Marcio Thomaz Bastos é uma
referência do Direito brasileiro. E lá estava, junto ao bicheiro,
impassível e sem demonstrar constrangimento. Era um profissional no
cumprimento do dever, que não foi designado para o caso, mas contratado.
Podia não aceitar, mas aceitou, cobrando R$ 15 milhões pelo “serviço”. E
ficam as perguntas: o que o levou a dedicar seus talentos, habilidades e
credibilidade, desenvolvidos ao longo de mais de meio século de estudos
e trabalho, à defesa de alguém que é evidentemente culpado de um dos
grandes escândalos nacionais? Como é que ele lida com os dilemas morais?

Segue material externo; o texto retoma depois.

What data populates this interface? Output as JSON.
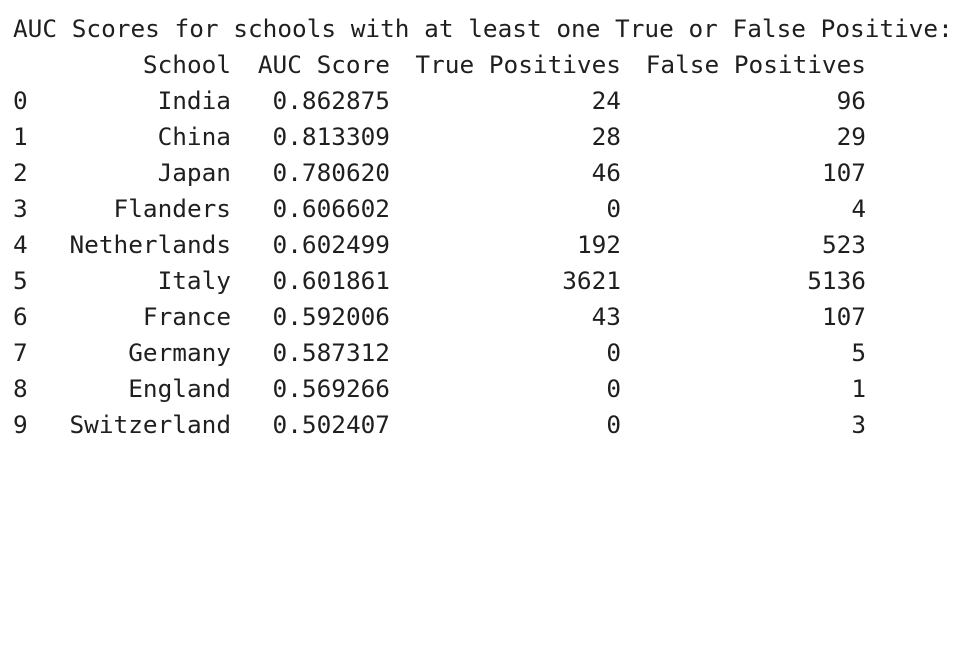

Por que, com tantas causas para escolher, ele optou justamente por
essa? Até onde ele irá para defender o bicheiro?
Esse assunto tem a ver com uma
interessante discussão de ordem filosófica sobre o Direito. A sociedade é
testada pela forma como trata os marginais, inclusive os piores
criminosos. Quando um culpado de um crime terrível recebe um julgamento
justo, ficamos aliviados: isso é garantia de que o sistema funciona. Se o
sistema começar a contornar as leis porque o culpado é mau, temos que
ficar preocupados e inseguros. Não importa o criminoso, o sistema tem
que ser honesto e é o advogado de defesa a única peça entre o cliente e o
poder do estado. Sem o advogado de defesa resta o despotismo, quando
ninguém tem segurança jurídica. Portanto, os piores criminosos deveriam
ter sempre os melhores advogados, caso contrário o sistema estaria em
desequilíbrio. Ponto.
Quem conhece o assunto diz que o
advogado experiente não julga seu cliente, apenas o defende. Quem julga
é o júri. Mas será possível ser analítico, lógico e objetivo diante de
casos como o de Cachoeira, Roger Abdelmassih ou dos garotos que botaram
fogo no índio, sem ser afetado por dilemas morais, ideologias, valores e
convicções? Serão os advogados treinados para tratar como questão
meramente técnica aquilo que acham ofensivo ou repugnante? Ou não acham?
Haja sangue frio...
A professora de Direito da
Universidade de Stanford, Barbara Babcock, em seu livro “Defendendo o
Culpado”, elencou algumas possíveis motivações que poderiam explicar a
escolha de Thomaz Bastos:
A razão do “lixeiro”: alguém tem
que fazer o trabalho sujo; a razão legalista ou positivista: a verdade
não pode ser conhecida, a culpa é uma conclusão legal; a razão do
ativista político: muitos dos que cometeram crimes foram vítimas de
injustiças e opressão; a razão humanitária: muitos dos criminosos estão
em desvantagem e devem ser tratados com humanidade e respeito. E por
fim, a razão egotista: o trabalho da defesa é mais interessante,
desafiador e compensador que o trabalho de rotina feito pela maioria dos
advogados.
Muito bem. Não consigo
reconhecer uma explicação para a dupla Thomaz Bastos e Cachoeira em
nenhuma das razões acima. Nem mesmo na explicação filosófica sobre
Direito e Justiça. Além disso, Thomaz Bastos já é rico, portanto não
será pelos R$ 15 milhões que ele assumiu a bronca.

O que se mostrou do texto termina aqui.